While the company he worked for had no relation to his major in school, he still enjoyed the idea of teaching English. Brother Yaker speaks fluent English, Hebrew and French. “What amazed me was working with kids who don’t speak English. It taught me a lot of life-skills that I know I’ll need later in my profession.” Lingui was launched in 2014, so it’s still a young start-up. Teaching all classes by herself, the CEO put her heart and soul into the company. “She dealt with kids so personally and everyone was more than welcoming. We were there to help each other learn.”
For Brother Yaker, living in a foreign city is one of the most exciting parts of studying abroad.. “Tel Aviv is so unique compared to big American cities, there’s so much to do. It was interesting to see everything close on Shabbat.” He enjoyed seeing the various cultures of people and always felt a sense or urgency when walking around. “While this can make you feel disconnected, it still felt like everyone was looking out for each other.”
In his opinion, everyone should take an opportunity to study in Israel. He looks forward to taking the skills he learned and applying them to the rest of his life. “Tel Aviv has so much to offer and I learned more there in one summer than I ever could have here at home.
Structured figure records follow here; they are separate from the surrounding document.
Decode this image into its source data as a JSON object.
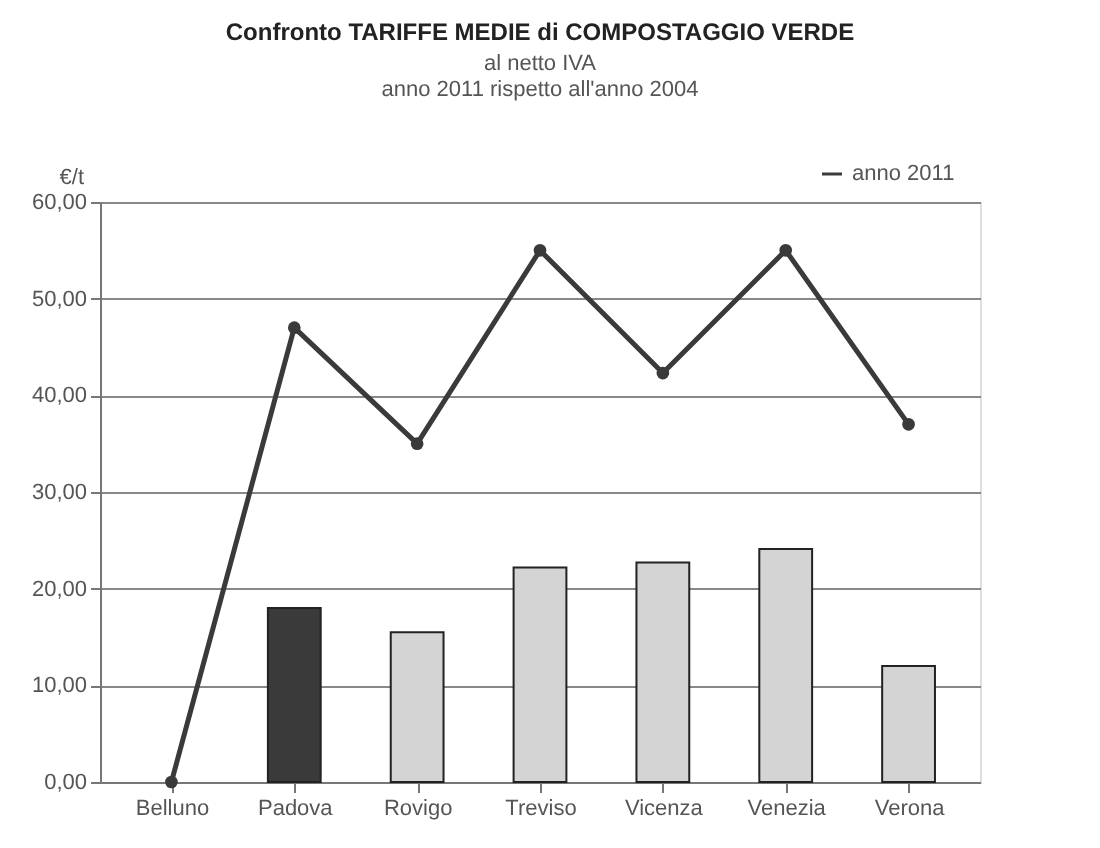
{
  "chart_data": {
    "type": "bar",
    "title": "Confronto TARIFFE  MEDIE di COMPOSTAGGIO VERDE",
    "subtitle": "al netto IVA\nanno 2011 rispetto all'anno 2004",
    "ylabel": "€/t",
    "categories": [
      "Belluno",
      "Padova",
      "Rovigo",
      "Treviso",
      "Vicenza",
      "Venezia",
      "Verona"
    ],
    "series": [
      {
        "colors": [
          "#d4d4d4",
          "#3a3a3a",
          "#d4d4d4",
          "#d4d4d4",
          "#d4d4d4",
          "#d4d4d4",
          "#d4d4d4"
        ],
        "values": [
          null,
          18,
          15.5,
          22.2,
          22.7,
          24.1,
          12
        ]
      },
      {
        "type": "line",
        "name": "anno 2011",
        "color": "#3a3a3a",
        "marker": "circle",
        "line_style": "solid",
        "values": [
          0,
          47,
          35,
          55,
          42.3,
          55,
          37
        ]
      }
    ],
    "ylim": [
      0,
      60
    ],
    "yticks": [
      {
        "value": 0,
        "label": "0,00"
      },
      {
        "value": 10,
        "label": "10,00"
      },
      {
        "value": 20,
        "label": "20,00"
      },
      {
        "value": 30,
        "label": "30,00"
      },
      {
        "value": 40,
        "label": "40,00"
      },
      {
        "value": 50,
        "label": "50,00"
      },
      {
        "value": 60,
        "label": "60,00"
      }
    ],
    "grid": "y",
    "legend": "top right"
  }
}
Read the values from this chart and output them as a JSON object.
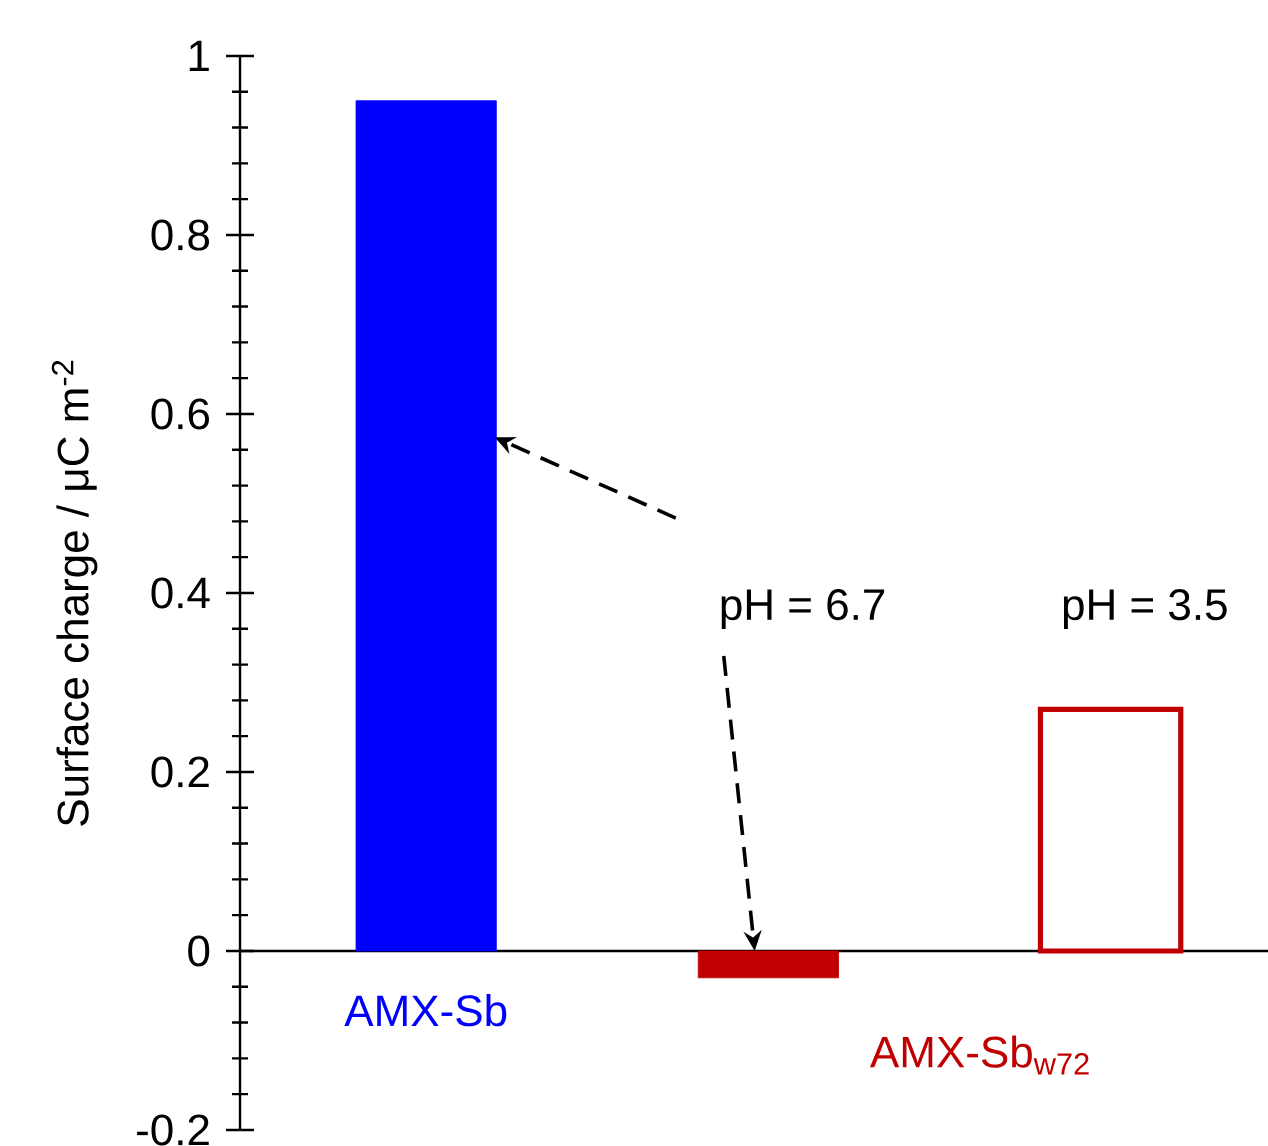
{
  "chart_data": {
    "type": "bar",
    "ylabel": "Surface charge / μC m$^{-2}$",
    "categories": [
      "AMX-Sb",
      null,
      null
    ],
    "series": [
      {
        "colors": [
          "#0000ff",
          "#c00000",
          null
        ],
        "values": [
          0.95,
          -0.03,
          null
        ]
      },
      {
        "colors": [
          null,
          null,
          "#c00000"
        ],
        "values": [
          null,
          null,
          0.27
        ]
      }
    ],
    "ylim": [
      -0.2,
      1
    ],
    "yticks": [
      -0.2,
      0,
      0.2,
      0.4,
      0.6,
      0.8,
      1
    ],
    "annotations": [
      "pH = 6.7",
      "pH = 3.5",
      "AMX-Sb$_{w72}$"
    ]
  }
}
Every Jewish person should make a trip [to Israel] at some point.” His office was in a WeWork space, so there were multiple companies working in close proximity to him. He spent his free time shadowing legal businesses and reviewing contracts. “The networking opportunities were incredible. I’m still in contact with these people and ask them for advice all the time.”
Though he had fun, he could not wait to get home to his family and AEPi brothers. Growing up in a predominantly Jewish neighborhood fueled his desire to be in the Jewish fraternity. “I knew I made the right choice with AEPi. It was the one fraternity where I felt like I belonged.” He has served as chapter master and house manager and also sits on the judicial board. “ Whether you’re on executive board or just a brother, you’ll have responsibilities in the chapter. Taking on these responsibilities has made a huge impact in my life.”
The highlight of his internship was going through a review on the last day. He had the chance to sit with the CEO and hear from her about his progress. “Hearing her say how much she appreciated my work gave me pride in what I learned. Knowing I was able to help her and her mission was inspiring.” Though he had some challenges adjusting to the culture, he was proud to say he handled himself in a foreign country and made the most of his experience.
“Studying abroad can be scary, but take the chance! Be confident and make the best out of every opportunity you’re presented with. I was nervous going into my trip, but I cannot stress enough how much I recommend doing something like this.”